Probability question

#1
I need a probability question answering as soon as possible and i though this might be the place to come.

There are 13 balls in a hat being randomly drawn out one at a time. There are 4 green balls, 2 red balls and 7 black balls.

A selection of 8 balls are randomly drawn. What is the probability that 3 of the green ball are drawn in the first 8 balls AND none of the red balls.

If you can answer this with some basic working I would REALLY appreciate it.
 

Dason

Ambassador to the humans
#2
Hi! :welcome: We are glad that you posted here! This looks like a homework question though. Our homework help policy can be found here. We mainly just want to see what you have tried so far and that you have put some effort into the problem. I would also suggest checking out this thread for some guidelines on smart posting behavior that can help you get answers that are better much more quickly.
 
#3
I'm 36 and a director of my own business in the UK. I've taken a real world question and anonymised it so that people can't infer what i'm actually looking which is an issue of corruption in my business.

I'll give it a go though...

On drawing 1 ball the probability of it being a green ball is (4/13)*100. The probability of it NOT being a red ball is (11/13)*100.
On drawing a 2nd ball the probability is conditional on what happened in the 1st draw so i'm guessing it's some kind of series of multiplications of these probabilities.
 

Dason

Ambassador to the humans
#5
The answer isn't too hard to get but the little details you told us about your actual problem make me think that the probability question you provided won't actual get at the entire question you actually have.

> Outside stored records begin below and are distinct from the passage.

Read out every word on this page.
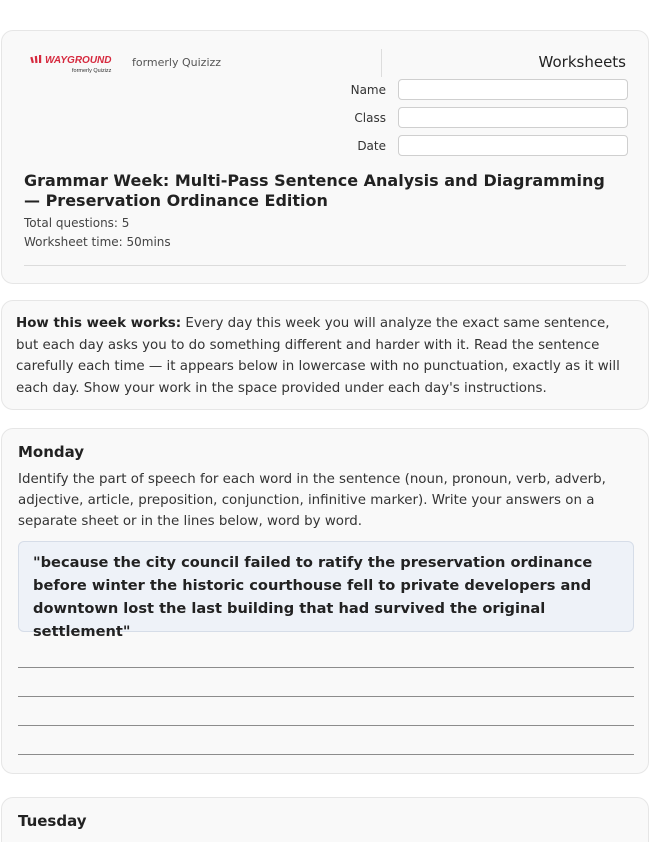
WAYGROUND
formerly Quizizz
formerly Quizizz	Worksheets
Name
Class
Date
Grammar Week: Multi-Pass Sentence Analysis and Diagramming — Preservation Ordinance Edition
Total questions: 5
Worksheet time: 50mins

How this week works: Every day this week you will analyze the exact same sentence, but each day asks you to do something different and harder with it. Read the sentence carefully each time — it appears below in lowercase with no punctuation, exactly as it will each day. Show your work in the space provided under each day's instructions.

Monday
Identify the part of speech for each word in the sentence (noun, pronoun, verb, adverb, adjective, article, preposition, conjunction, infinitive marker). Write your answers on a separate sheet or in the lines below, word by word.
"because the city council failed to ratify the preservation ordinance before winter the historic courthouse fell to private developers and downtown lost the last building that had survived the original settlement"
Tuesday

Of course I can't know that for sure without having more information about your *actual* question though. If you can't post it publicly maybe if you sent me a PM I could make it more anonymous for you if you want and help you along from there.
 

ted00

New Member
#6
The probability is 0.06526807, or about 6.5%

\(
Pr(\text{3 green, 0 red in 8 draws})
=Pr(\text{3 green, 0 red, 5 black})
=\frac{\binom{4}{3}\binom{2}{0}\binom{7}{5}}{\binom{13}{8}}
\)

Without having to derive the conditional probabilities we know this is the correct formula because the multivariate hypergeometric probability function is the formula to use when sampling without replacement from more than 2 groups. R code below.



Code:
# R code:
# multivariate hypergeometric for 
# 3 classes: green, red, black
# caps = population total
# small = sample
mh = function(G,R,B,g,r,b){
	choose(G,g)*choose(R,r)*choose(B,b)/choose(G+R+B,g+r+b)
}
mh(5,10,15,2,2,2) # wikipedia example -- 0.0795756
mh(4,2,7,3,0,5) # your example -- 0.06526807